On Champagne glasses
Generally most Champagne cellarmasters drink Champagne out of white wine glasses to get more aromas, even at the expense of the bubble-up show provided by flutes. When we got to the MCIII, a limited-release wine that was 15 years in the making and costs more than $400 a bottle, Gouez called for red wine glasses. The MCIII is complex in the mouth, and the blending procedure, involving wines aged in wood, steel, and glass, is equally complex. “I use the red glass because this is not just Champagne, but a wine from Champagne. The texture is special. It’s as close as you can get to a Burgundy.”
On pinot meunier
Even though it is grown in large quantities, pinot meunier has always been considered the third Champagne grape in terms of quality. Today, however, some growers are making 100-percent pinot meunier sparklers, and these have generally been well-received.
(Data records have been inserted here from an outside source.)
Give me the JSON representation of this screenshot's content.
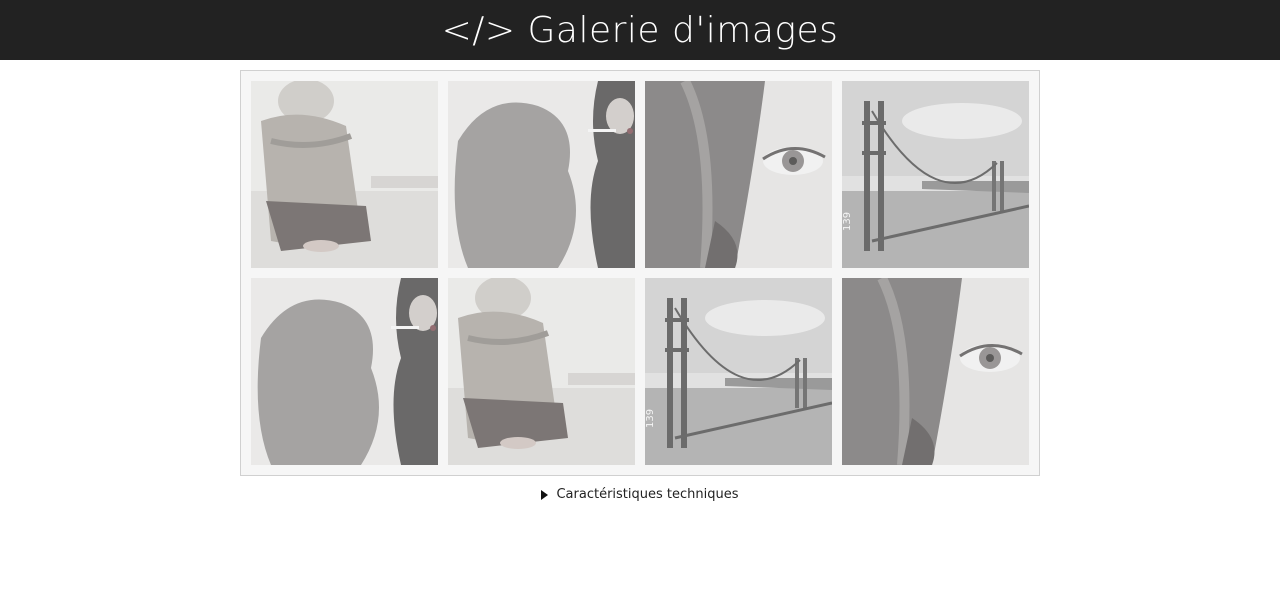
{
  "header": {
    "title": "</> Galerie d'images"
  },
  "gallery": {
    "images": [
      {
        "name": "woman-sitting-photo"
      },
      {
        "name": "woman-smoking-shadow-photo"
      },
      {
        "name": "woman-eye-closeup-photo"
      },
      {
        "name": "golden-gate-bridge-photo",
        "label": "139"
      },
      {
        "name": "woman-smoking-shadow-photo"
      },
      {
        "name": "woman-sitting-photo"
      },
      {
        "name": "golden-gate-bridge-photo",
        "label": "139"
      },
      {
        "name": "woman-eye-closeup-photo"
      }
    ]
  },
  "details": {
    "summary": "Caractéristiques techniques"
  }
}
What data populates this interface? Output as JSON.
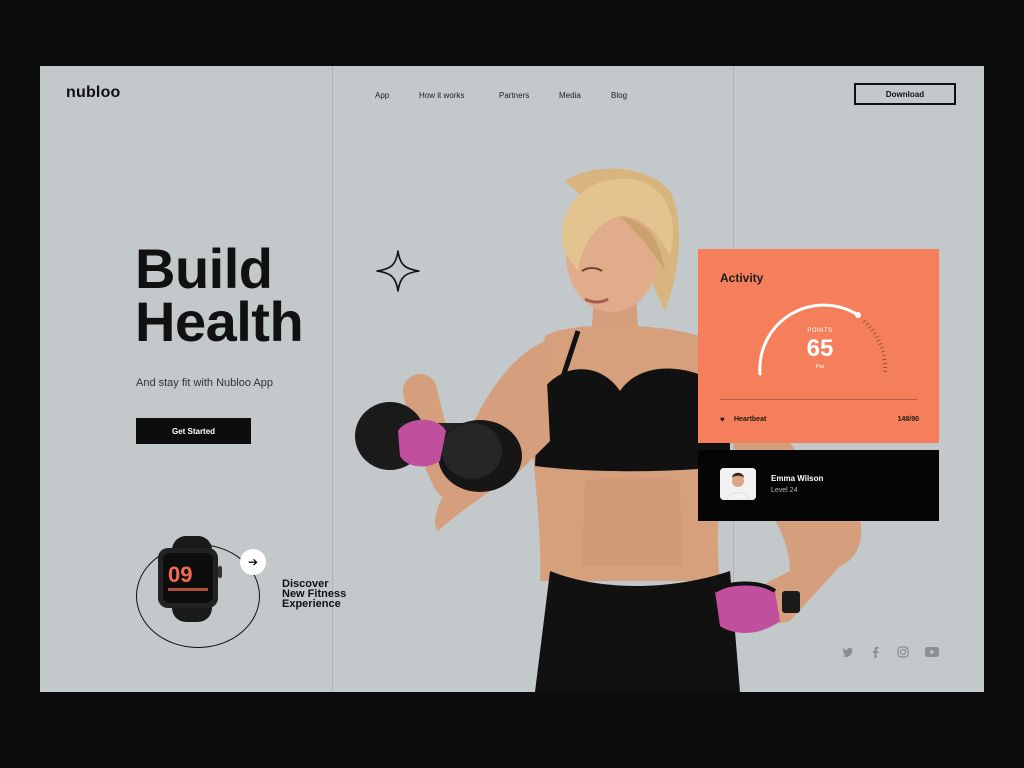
{
  "brand": {
    "logo": "nubloo"
  },
  "nav": {
    "items": [
      "App",
      "How it works",
      "Partners",
      "Media",
      "Blog"
    ],
    "download_label": "Download"
  },
  "hero": {
    "headline_line1": "Build",
    "headline_line2": "Health",
    "tagline": "And stay fit with Nubloo App",
    "cta_label": "Get Started"
  },
  "watch_promo": {
    "watch_time": "09",
    "lines": [
      "Discover",
      "New Fitness",
      "Experience"
    ]
  },
  "activity_card": {
    "title": "Activity",
    "points_label": "POINTS",
    "points_value": "65",
    "points_unit": "Pso",
    "heartbeat_label": "Heartbeat",
    "heartbeat_value": "148/90",
    "color": "#f57f5a"
  },
  "profile_card": {
    "name": "Emma Wilson",
    "level": "Level 24"
  },
  "social": [
    "twitter-icon",
    "facebook-icon",
    "instagram-icon",
    "youtube-icon"
  ]
}
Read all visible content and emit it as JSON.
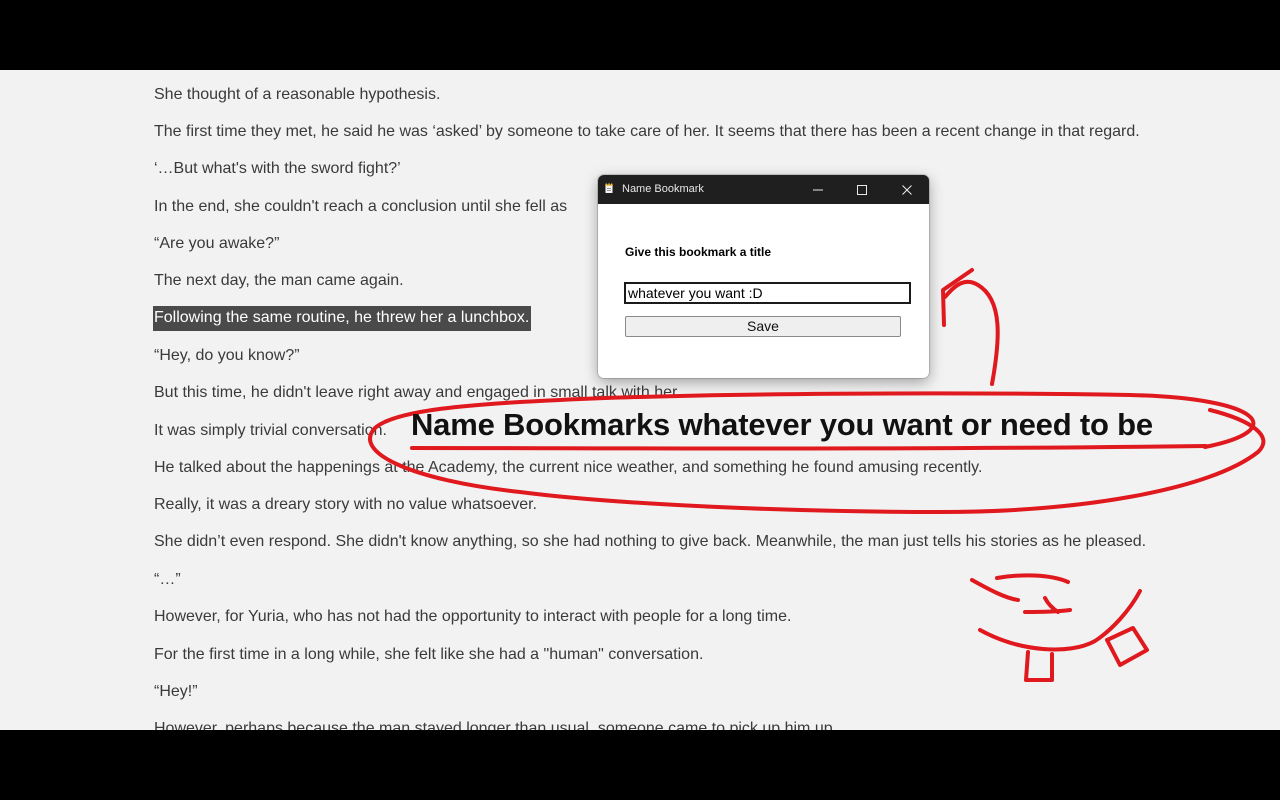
{
  "reader": {
    "paragraphs": [
      {
        "text": "She thought of a reasonable hypothesis."
      },
      {
        "text": "The first time they met, he said he was ‘asked’ by someone to take care of her. It seems that there has been a recent change in that regard."
      },
      {
        "text": "‘…But what's with the sword fight?’"
      },
      {
        "text": "In the end, she couldn't reach a conclusion until she fell as"
      },
      {
        "text": "“Are you awake?”"
      },
      {
        "text": "The next day, the man came again."
      },
      {
        "text": "Following the same routine, he threw her a lunchbox.",
        "highlighted": true
      },
      {
        "text": "“Hey, do you know?”"
      },
      {
        "text": "But this time, he didn't leave right away and engaged in small talk with her."
      },
      {
        "text": "It was simply trivial conversation."
      },
      {
        "text": "He talked about the happenings at the Academy, the current nice weather, and something he found amusing recently."
      },
      {
        "text": "Really, it was a dreary story with no value whatsoever."
      },
      {
        "text": "She didn’t even respond. She didn't know anything, so she had nothing to give back. Meanwhile, the man just tells his stories as he pleased."
      },
      {
        "text": "“…”"
      },
      {
        "text": "However, for Yuria, who has not had the opportunity to interact with people for a long time."
      },
      {
        "text": "For the first time in a long while, she felt like she had a \"human\" conversation."
      },
      {
        "text": "“Hey!”"
      },
      {
        "text": "However, perhaps because the man stayed longer than usual, someone came to pick up him up."
      }
    ]
  },
  "dialog": {
    "title": "Name Bookmark",
    "prompt": "Give this bookmark a title",
    "input_value": "whatever you want :D",
    "save_label": "Save",
    "controls": [
      "minimize-icon",
      "maximize-icon",
      "close-icon"
    ]
  },
  "annotation": {
    "callout": "Name Bookmarks whatever you want or need to be",
    "ink_color": "#e0191e"
  }
}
Is this a trend? “I don’t think so,” Gouez says, “but some want to express the diversity we have in Champagne — a good talking point. In general, meunier has less tannins and is more oxidative.”
On the dosage
The dosage is a dollop of liquid sugar added after a bottle is disgorged to dictate its final sweetness. Gouez would like to refine that concept. “My theory is that dosage is just not to sweeten. Rather it helps the wine to recover. Disgorgement [the removal of the sediment that collects at the neck of the upside-down bottle] is a trauma, like surgery. The wine needs two things — medicine (the dosage) and time — in order to recover.”
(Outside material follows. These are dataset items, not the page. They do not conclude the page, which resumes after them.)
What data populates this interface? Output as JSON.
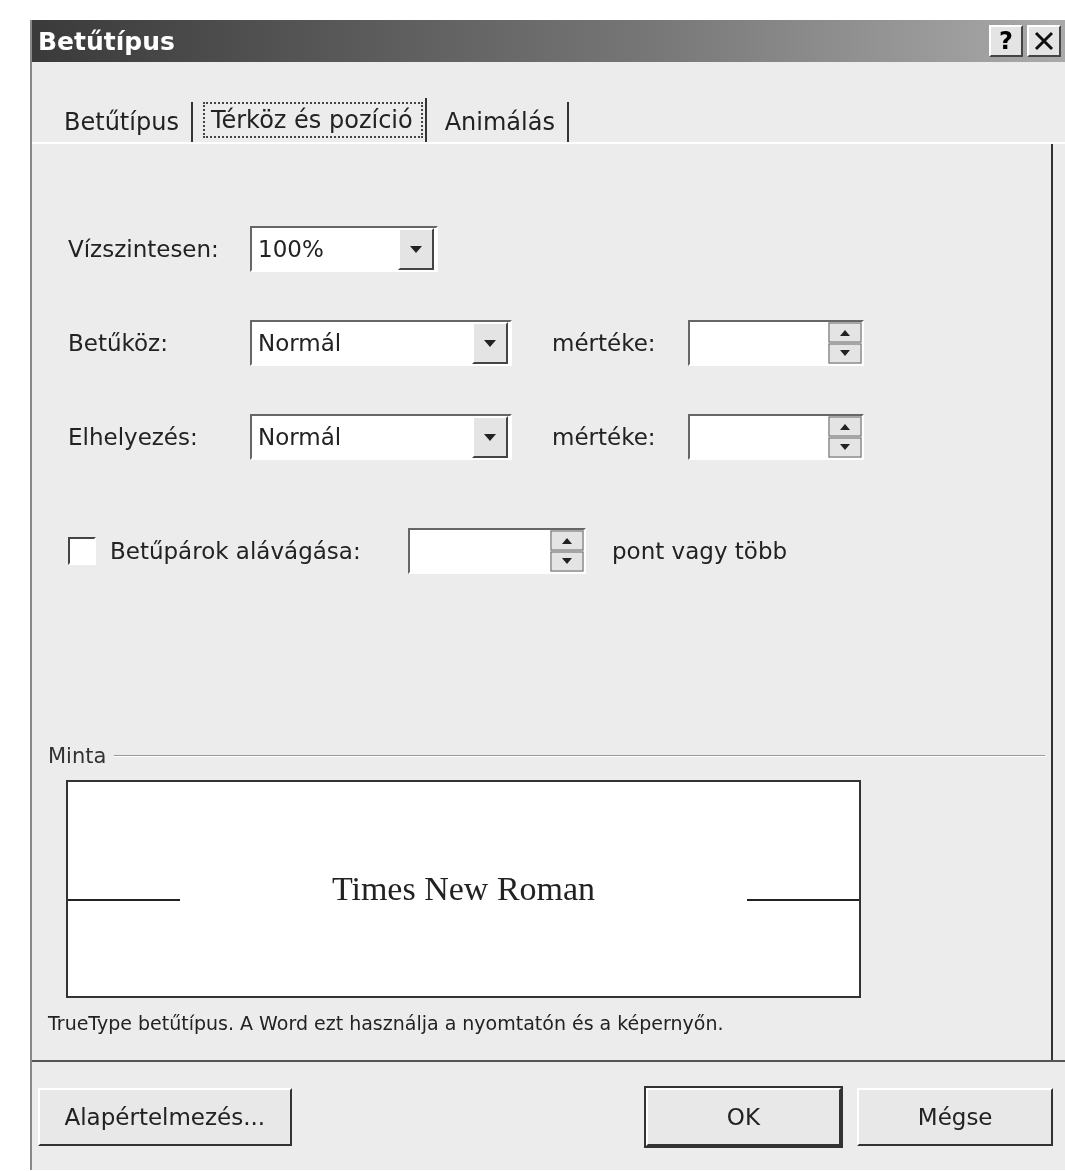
{
  "window": {
    "title": "Betűtípus",
    "help": "?"
  },
  "tabs": [
    {
      "label": "Betűtípus",
      "selected": false
    },
    {
      "label": "Térköz és pozíció",
      "selected": true
    },
    {
      "label": "Animálás",
      "selected": false
    }
  ],
  "rows": [
    {
      "kind": "combo",
      "label": "Vízszintesen:",
      "value": "100%"
    },
    {
      "kind": "combo-spin",
      "label": "Betűköz:",
      "value": "Normál",
      "spin_label": "mértéke:"
    },
    {
      "kind": "combo-spin",
      "label": "Elhelyezés:",
      "value": "Normál",
      "spin_label": "mértéke:"
    },
    {
      "kind": "check-spin",
      "label": "Betűpárok alávágása:",
      "checked": false,
      "suffix": "pont vagy több"
    }
  ],
  "preview": {
    "group_label": "Minta",
    "sample": "Times New Roman"
  },
  "note": "TrueType betűtípus. A Word ezt használja a nyomtatón és a képernyőn.",
  "buttons": [
    {
      "label": "Alapértelmezés...",
      "default": false
    },
    {
      "label": "OK",
      "default": true
    },
    {
      "label": "Mégse",
      "default": false
    }
  ]
}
A quick lesson: “The more a wine ages on its lees,” Gouez says, “the finer the bubbles. Sometimes you may not even notice them. But it’s a fallacy to think that bubbles protect the wine from oxygen. They don’t.”
On ‘coffee’ in Champagne
Of course, all the wines we tasted were superb. But why did the 1990 have not-unpleasant aromas and a finishing taste that suggested coffee? “That is a reductive characteristic that shows the wine is still capable of aging,” Gouez says. The term “reductive” means that a wine as it's being made is protected against excessive oxygen, which can have good and bad consequences, including off aromas. One of the good results is that the process allows a wine to age gracefully, and one of the characteristics of all the Moëts we tasted was their freshness; they had become more complex with age without becoming tired and flabby.
On global warming
At present, Gouez isn’t too worried about the warming effects on Champagne vineyards and wines. He does note, however, that the bigger houses have an advantage because they get grapes from a variety of vineyards and hence can more easily make adjustments during blending.
Are there any new gadgets in the cellar? I wondered. Gouez pauses, then says “Well, we used to have to check constantly for how the fermentation was going, to try to manage off flavors.” Now technology does automatic monitoring. How often? “Oh,” Gouez says, “every eight seconds."